Filmin ilerleyen sahnelerinde çatışmaların sıcak ortamına dönmüyoruz. Bu kısmı biz izleyiciler aklımızda kalanlar ile dolduruyoruz. Bu arada Mirza da bu kötü rüyadan, kâbustan uyanır ve ikinci sahne uyanışla başlar ki bu sahnenin ilerleyişinden de anladığımız, Mirza’nın bu rüyaları annesinin ölümünden sonra her gün gördüğüdür. Mirza uyanır. Babası, abisi ve rutin yaşamlarına katılan misafirleri Mir Ahmet ile birlikte film ilerlemeye başlar.
Kamera filmin başından sonuna kadar ve belli bir ritmde çarşıya, kahve önlerine, tarihi Diyarbakır sokaklarına iner. Yine her sahne Diyarbakır Surları ve eteklerinde boy vermiş kırmızı kiremitli, sıvasız yeni kentin görüntüsüyle başlar. Kamerayla birlikte canlı bir o kadar tedirgin kent sokaklarında dolaşırız. Hayat devam ediyordur.
Şöyle bir not düşmek gerekiyor. Kürt sineması kendi politik çatışmalarını, yaşanan dramatik hikayelerinin duygusunu yansıtma derdinden sıyrılarak, sinemadaki sanal olanın olanaklarına bir türlü dalamamış durumdadır. Bu filmde de böyle. Buna rağmen muhteşem işler çıkarabiliyorlar.
“Sinema insanın kendisinden ayrılıp bir başkası olmasını mümkün kılar. Olduğu yerde göçebeye dönüşmesine olanak sağlar” (Diken ve Laustsen, 2011)
Yukarıdaki saptama Kürtler için tersinden geçerlidir. Kürtler gerçek hayatta kendileri olamadıkları için dört elle sinemaya sarılmış durumdalar. Filmlerde kendileri olmaya çalışıyorlar. Oluyorlar da! Bunu içtenlikle yaşamaya çalışıyorlar.
Yüz yıldır göç eden; metropollere, Avrupa’ya, Amerika’ya ve daha nice ülkeye, kıtaya sürülen yani her coğrafyanın kaçakları, “kaçakçıları” haline gelen Kürtlere sinema çok lazım!

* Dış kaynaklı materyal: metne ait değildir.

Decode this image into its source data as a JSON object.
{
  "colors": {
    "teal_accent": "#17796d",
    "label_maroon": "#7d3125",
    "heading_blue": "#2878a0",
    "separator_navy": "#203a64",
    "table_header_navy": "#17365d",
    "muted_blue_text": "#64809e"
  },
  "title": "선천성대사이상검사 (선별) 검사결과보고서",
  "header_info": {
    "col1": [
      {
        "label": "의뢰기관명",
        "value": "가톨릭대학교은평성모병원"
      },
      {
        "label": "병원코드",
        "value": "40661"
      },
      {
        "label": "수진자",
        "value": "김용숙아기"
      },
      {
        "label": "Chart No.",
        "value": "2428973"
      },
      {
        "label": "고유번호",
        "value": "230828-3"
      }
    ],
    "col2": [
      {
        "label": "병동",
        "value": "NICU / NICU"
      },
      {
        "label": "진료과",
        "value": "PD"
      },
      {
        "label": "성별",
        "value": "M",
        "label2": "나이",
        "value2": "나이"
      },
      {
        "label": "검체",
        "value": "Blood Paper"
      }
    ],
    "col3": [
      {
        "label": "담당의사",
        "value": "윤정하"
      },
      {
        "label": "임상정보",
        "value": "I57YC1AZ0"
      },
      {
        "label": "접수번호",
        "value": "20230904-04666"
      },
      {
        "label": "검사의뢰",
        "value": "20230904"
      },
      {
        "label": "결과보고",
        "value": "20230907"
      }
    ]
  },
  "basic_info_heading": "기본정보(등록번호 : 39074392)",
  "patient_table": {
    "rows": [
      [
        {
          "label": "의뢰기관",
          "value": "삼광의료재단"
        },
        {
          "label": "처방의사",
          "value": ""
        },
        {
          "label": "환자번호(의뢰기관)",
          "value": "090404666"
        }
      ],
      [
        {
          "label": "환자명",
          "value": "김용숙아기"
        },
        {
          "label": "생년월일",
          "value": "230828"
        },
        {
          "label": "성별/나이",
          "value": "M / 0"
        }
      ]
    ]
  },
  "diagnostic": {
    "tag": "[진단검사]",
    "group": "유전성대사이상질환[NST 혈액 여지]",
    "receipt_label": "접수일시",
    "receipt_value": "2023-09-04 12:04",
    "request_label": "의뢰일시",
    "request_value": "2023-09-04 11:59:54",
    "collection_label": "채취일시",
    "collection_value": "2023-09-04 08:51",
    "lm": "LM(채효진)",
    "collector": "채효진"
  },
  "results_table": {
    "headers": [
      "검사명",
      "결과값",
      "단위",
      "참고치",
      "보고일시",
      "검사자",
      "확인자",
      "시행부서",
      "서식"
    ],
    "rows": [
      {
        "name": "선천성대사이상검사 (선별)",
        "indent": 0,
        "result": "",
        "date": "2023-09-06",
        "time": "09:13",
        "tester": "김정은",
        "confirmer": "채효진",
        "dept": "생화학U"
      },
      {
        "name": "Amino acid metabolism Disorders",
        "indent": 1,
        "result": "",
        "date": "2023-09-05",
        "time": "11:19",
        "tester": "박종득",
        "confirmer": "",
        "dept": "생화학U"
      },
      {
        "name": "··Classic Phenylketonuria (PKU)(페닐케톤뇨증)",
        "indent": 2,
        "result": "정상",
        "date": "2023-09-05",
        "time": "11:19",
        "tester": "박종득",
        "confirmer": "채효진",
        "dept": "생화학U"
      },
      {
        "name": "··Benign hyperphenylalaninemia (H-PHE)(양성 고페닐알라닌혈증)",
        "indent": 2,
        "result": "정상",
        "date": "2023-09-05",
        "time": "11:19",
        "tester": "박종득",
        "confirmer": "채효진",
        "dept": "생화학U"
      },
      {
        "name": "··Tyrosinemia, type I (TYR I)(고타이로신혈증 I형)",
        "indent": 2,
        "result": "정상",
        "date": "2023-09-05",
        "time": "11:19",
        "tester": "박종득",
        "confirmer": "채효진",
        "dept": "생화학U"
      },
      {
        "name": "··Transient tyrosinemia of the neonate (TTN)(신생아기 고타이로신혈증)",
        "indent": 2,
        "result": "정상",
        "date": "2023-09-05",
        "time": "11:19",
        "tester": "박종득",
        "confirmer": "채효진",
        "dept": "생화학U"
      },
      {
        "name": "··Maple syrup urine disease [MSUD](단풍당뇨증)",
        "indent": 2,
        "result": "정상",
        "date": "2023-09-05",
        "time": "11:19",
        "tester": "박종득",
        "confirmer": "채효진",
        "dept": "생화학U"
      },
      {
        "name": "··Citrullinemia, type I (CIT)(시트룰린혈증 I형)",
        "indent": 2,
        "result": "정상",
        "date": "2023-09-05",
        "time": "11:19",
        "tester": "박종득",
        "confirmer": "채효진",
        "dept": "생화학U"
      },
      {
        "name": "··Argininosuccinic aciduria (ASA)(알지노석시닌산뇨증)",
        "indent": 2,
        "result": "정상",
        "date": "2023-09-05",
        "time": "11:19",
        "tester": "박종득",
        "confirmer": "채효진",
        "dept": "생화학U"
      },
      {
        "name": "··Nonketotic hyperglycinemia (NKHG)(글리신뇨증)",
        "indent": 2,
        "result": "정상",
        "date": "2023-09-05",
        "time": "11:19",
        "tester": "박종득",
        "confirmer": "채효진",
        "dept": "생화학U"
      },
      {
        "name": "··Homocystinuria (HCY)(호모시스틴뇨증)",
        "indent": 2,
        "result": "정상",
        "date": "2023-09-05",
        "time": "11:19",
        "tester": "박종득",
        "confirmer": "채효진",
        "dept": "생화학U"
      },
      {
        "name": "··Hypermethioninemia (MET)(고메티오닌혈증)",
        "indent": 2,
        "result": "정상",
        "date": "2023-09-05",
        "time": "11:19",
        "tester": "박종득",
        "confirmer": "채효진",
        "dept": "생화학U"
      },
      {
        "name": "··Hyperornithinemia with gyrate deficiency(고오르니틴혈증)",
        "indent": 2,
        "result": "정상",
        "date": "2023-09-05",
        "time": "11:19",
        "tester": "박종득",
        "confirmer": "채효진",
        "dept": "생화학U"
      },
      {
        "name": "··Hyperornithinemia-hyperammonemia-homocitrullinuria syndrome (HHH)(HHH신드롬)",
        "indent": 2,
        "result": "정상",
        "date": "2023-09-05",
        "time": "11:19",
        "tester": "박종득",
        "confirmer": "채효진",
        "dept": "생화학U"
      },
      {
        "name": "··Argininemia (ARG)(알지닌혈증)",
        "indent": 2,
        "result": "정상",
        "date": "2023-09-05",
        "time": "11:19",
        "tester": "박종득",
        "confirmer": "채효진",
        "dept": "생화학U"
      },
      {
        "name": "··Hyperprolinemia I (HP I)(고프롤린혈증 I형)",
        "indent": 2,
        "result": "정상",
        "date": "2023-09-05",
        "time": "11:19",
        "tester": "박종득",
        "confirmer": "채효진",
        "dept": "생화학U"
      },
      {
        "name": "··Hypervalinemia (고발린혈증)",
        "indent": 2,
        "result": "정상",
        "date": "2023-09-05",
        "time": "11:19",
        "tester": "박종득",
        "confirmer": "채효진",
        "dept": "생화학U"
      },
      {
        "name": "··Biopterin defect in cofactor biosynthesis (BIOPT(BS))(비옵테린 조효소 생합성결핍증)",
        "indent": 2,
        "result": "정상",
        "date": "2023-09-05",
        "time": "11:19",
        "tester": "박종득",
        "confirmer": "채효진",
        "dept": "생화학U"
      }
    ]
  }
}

Sinemayla kentlerine, köylerine dönebiliyorlar. Kameranın olanakları onlara bir ülke duygusu da sağlıyor. Bu dönüş elbette romantik bir haz içeriyor. Gerçekte ise Kürtler hala yerinden ediliyor.
Filmin ritmik akışı: Kent-sokak-hane
Filmin, neredeyse sistemli bir mekansal ölçek içinde ilerliyor: Sur ve eteklerinde boy vermiş yoksulluğun yeni mahalleleri ile Diyarbakır kenti; siyasetin ve sosyolojinin hikayeleştiği, hayat bulduğu sokaklar; son olarak Mirza’nın ailesiyle yaşadığı ev!
Bu üç mekansal sahne, film boyunca oldukça dengeli biçimde birbiriyle ilişkileniyor ve RİTM buluyor. Filmin kurguya dair başarısı böyle bir ahenk üzerinden biçimleniyor. Kurgudaki bu anlamlı tekrarlar ve düzenlilik insana, Kürt toplumunun bütün yıkım ve çatışmalara rağmen kendi yaşam dinamiklerini sürdürdüğü hissini veriyor. Filmdeki bu inceltilmiş sosyoloji ve politik kavrayış, bazen yüksek çıkışlar ile politik mesajlara dönüşebilmektedir.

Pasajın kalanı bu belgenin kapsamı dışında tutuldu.